À voir la mine du fils et de son père de retour à la ferme, toute la famille comprit que Georges avait tiré le mauvais numéro. [1]

Le grand-père de Georges détendit l’atmosphère en posant la question qui était sur toutes lèvres :

˗ Alors, mon gaillard, t'as tiré un mauvais numéro ? Raconte-nous tout !

Georges, la larme à l’œil, raconta cette journée mémorable :

– Il est vrai que j’aurais bien aimé être réformé ou ˗ au mieux ˗ tirer le numéro qui m’imposait un service d’un an. C’est quand même vrai qu’être réformé aurait été un déshonneur pour moi et ma famille. On n’est pas comme les autres et on n’a pas droit à l’ardoise « Bon pour les filles » ...

C'était la seule chose que les conscrits « Apte au service » choisissaient de retenir à l’issue de l'inspection médicale. Ils étaient sûrs, du moins, le pensaient-ils, que tout leur organisme était en état de fonctionner.

˗ Dans une première salle, où des gendarmes nous ont fait tirer les numéros. Les numéros pairs pour un service d’un an et les impairs pour les autres. Je pense que les numéros pairs étaient moins nombreux. Rapidement, on a été appelé par ordre de communes.

- Nous étions une centaine sur le département. J’ai tiré le numéro soixante-cinq. Le maire nous avait dit : « le contingent du canton est fixé à vingt-cinq hommes ». Ce numéro aurait suffi pour que je sois libéré du service militaire. Mais il y a eu la visite médicale et beaucoup d’entre nous ont été réformés par les médecins militaires.

- On est entrés dans une salle attenante où il y avait des bancs tout le long des murs. Des gendarmes et des militaires nous ont demandé de nous mettre complètement à poil et ça m'a fait drôle, parce que je me sentais vraiment tout nu, même dans ma tête ! Comme on hésitait, les gendarmes nous ont dit : « Lorsque l’on vous demande d’être à poil c’est-à-dire tout nu !" On ne veut voir rien d’autre que votre fascicule avec votre numéro de tirage à la main. »

Joignant le geste à la parole, le gendarme le plus proche de moi, a tiré sur mon pantalon qui est tombé au sol.

Avant de sortir de la salle, deux infirmiers nous ont fait passer sous la toise et sur la balance.
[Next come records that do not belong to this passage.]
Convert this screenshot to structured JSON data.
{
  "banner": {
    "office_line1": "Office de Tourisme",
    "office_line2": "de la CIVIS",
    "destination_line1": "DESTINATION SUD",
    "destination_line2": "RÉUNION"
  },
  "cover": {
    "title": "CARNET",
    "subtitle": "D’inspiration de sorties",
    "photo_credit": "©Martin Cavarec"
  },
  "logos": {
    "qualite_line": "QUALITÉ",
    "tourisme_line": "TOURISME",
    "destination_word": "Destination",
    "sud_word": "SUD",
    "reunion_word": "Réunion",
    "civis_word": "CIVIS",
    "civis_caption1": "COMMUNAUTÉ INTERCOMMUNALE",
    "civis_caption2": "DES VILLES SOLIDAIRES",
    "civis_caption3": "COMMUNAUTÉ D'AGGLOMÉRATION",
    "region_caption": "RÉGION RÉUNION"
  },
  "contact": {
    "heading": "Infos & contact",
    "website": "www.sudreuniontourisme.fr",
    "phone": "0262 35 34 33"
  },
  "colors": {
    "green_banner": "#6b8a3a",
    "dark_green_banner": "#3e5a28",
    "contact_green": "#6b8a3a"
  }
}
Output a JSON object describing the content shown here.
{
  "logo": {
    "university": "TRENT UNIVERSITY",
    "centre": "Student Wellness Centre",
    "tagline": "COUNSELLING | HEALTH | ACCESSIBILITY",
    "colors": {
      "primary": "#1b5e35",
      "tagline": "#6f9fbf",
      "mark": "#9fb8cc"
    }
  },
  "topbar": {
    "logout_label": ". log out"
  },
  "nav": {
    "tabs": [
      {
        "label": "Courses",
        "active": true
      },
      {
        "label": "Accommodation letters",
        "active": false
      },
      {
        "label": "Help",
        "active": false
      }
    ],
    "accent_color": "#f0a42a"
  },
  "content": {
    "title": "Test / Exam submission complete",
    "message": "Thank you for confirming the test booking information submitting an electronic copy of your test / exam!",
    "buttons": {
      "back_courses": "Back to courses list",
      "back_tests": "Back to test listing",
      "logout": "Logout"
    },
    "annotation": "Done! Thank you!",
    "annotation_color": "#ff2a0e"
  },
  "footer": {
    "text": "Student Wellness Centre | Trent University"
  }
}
Les trop petits sont réformés direct. Ils ne conviennent ni pour les gendarmes ni pour l’armée. Les trop gros ne seront jamais gendarme ni cavaliers, mais poursuivent la visite. « Il y a d’autres emplois susceptibles de vous intéresser ! » leur cria un lieutenant.

Ceux qui sont retenus pour la gendarmerie disposent d’un second carton avec un gros « G » écrit dessus. Moi ; je n’y ai pas eu droit. De toute façon, on nous donne à chaque poste une feuille sur laquelle sont inscrits tous les détails de la visite que l’on vient de subir.

Dans la nouvelle pièce, il y avait du monde. Du grand et du beau monde et même, trop de monde. Tous ces képis et tricornes de toutes les couleurs parlaient de partout…

Le médecin-major avec, m’a-t-on dit, une bordure rouge sur son képi et des galons rouges, faisait le tour de la salle. Il y avait aussi quelques assistants majors en galons rouges et d’autres militaires et gendarmes assis derrière des tables pour noter ce que les majors présents à chaque poste leur indiquaient.

Le conseiller général, le député et plusieurs maires, ceints de leur écharpe, étaient assis derrière une grande table montée sur une estrade. Ils étaient là, présentant leur crâne chauve, alignés comme des oignons pour ne rien manquer du spectacle qui se déroulait sous leurs yeux. C’est que, paraît-il, ils ont, eux aussi,, leur appréciation à donner sur la constitution du cheptel militaire. Pourtant, ils ne nous ont pas adressé la moindre parole ni donné la moindre feuille.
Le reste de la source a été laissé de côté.